Jane Marks, a Licensed Clinical Professional Counselor in Tallahassee, said going back is a big shift, and it is perfectly reasonable to ask for things, like perhaps an office by a window. She recommended using the transition as an opportunity for positive change.

"The idea of going back to a work situation where you may have a little bit more control than you thought you had," Marks observed. "People need you, they need you on the ground, they need boots on the ground, well, you are part of those boots."

Marks added the pandemic has also shifted the idea of self-care. She asserted it is no longer a reward, but a requirement in terms of how we could manage our lives with balance. She recommended listening to our bodies, giving ourselves grace, being patient through stressful situations, eating right, exercising, and getting enough sleep.

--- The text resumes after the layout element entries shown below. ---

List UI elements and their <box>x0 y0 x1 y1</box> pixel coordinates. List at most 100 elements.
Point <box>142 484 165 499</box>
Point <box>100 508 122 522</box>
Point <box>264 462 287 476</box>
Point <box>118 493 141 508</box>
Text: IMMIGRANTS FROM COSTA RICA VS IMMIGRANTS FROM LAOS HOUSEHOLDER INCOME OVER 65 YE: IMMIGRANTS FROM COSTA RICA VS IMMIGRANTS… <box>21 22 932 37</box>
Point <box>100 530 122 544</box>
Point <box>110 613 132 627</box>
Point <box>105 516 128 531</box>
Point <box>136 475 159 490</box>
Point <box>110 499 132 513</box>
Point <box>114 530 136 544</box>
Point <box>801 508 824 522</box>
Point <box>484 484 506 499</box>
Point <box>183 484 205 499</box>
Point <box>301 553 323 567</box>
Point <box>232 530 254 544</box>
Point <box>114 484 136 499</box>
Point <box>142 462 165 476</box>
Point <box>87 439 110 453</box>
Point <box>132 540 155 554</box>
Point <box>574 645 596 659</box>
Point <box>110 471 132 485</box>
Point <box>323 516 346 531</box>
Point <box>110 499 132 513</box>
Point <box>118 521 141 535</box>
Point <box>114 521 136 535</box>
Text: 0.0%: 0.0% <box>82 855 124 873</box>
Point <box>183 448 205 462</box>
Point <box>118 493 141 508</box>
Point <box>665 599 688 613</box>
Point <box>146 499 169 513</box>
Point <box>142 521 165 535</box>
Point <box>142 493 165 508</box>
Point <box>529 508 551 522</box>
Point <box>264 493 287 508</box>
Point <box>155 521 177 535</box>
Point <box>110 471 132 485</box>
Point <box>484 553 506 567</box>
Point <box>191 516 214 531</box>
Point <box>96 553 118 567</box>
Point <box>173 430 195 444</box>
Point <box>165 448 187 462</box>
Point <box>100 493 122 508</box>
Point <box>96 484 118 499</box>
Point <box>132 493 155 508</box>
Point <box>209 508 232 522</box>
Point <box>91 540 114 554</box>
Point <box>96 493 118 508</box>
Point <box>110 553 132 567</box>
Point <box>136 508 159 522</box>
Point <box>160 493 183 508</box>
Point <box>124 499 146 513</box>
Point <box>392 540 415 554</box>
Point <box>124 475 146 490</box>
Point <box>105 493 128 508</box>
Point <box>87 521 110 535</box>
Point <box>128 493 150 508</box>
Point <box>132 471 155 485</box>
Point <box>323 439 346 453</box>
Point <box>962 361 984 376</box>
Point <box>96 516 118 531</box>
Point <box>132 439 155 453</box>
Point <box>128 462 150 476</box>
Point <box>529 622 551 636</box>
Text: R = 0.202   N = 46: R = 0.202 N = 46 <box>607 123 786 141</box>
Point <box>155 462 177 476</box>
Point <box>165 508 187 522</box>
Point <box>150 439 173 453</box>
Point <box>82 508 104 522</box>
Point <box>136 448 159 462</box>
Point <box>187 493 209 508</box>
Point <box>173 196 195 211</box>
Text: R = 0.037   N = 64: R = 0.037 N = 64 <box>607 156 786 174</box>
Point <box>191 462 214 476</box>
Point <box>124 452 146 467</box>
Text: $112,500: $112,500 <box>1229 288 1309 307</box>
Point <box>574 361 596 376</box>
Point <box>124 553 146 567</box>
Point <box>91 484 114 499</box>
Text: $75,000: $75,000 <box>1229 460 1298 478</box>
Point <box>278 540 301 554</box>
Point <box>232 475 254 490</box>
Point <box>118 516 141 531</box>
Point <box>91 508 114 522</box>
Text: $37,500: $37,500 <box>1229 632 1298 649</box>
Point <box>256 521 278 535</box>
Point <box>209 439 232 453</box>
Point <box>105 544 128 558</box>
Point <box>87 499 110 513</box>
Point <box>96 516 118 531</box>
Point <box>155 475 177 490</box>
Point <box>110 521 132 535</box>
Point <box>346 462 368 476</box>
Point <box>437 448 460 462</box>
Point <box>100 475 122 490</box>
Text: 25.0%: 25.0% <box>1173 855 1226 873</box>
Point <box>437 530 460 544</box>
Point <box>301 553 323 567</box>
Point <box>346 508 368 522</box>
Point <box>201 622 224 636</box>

Dr. Nicole Brady, chief medical officer for United HealthCare employer and individual for Wisconsin and Michigan, said change can cause people to feel discomfort. So, it can help to use a calendar to plan out your day, so you can be prepared for what's ahead.

"Packing a lunch ahead of time, knowing how we're going to get kids to and from activities," Brady outlined. "But stepping back and doing some advance planning can really alleviate some of that return-to-the-office stress."

It also can help to find out what your company is doing to keep the office safe and mitigate the spread of COVID. Brady suggested using calming apps, which offer mindfulness and meditation exercises, plus access to peer groups and therapy services.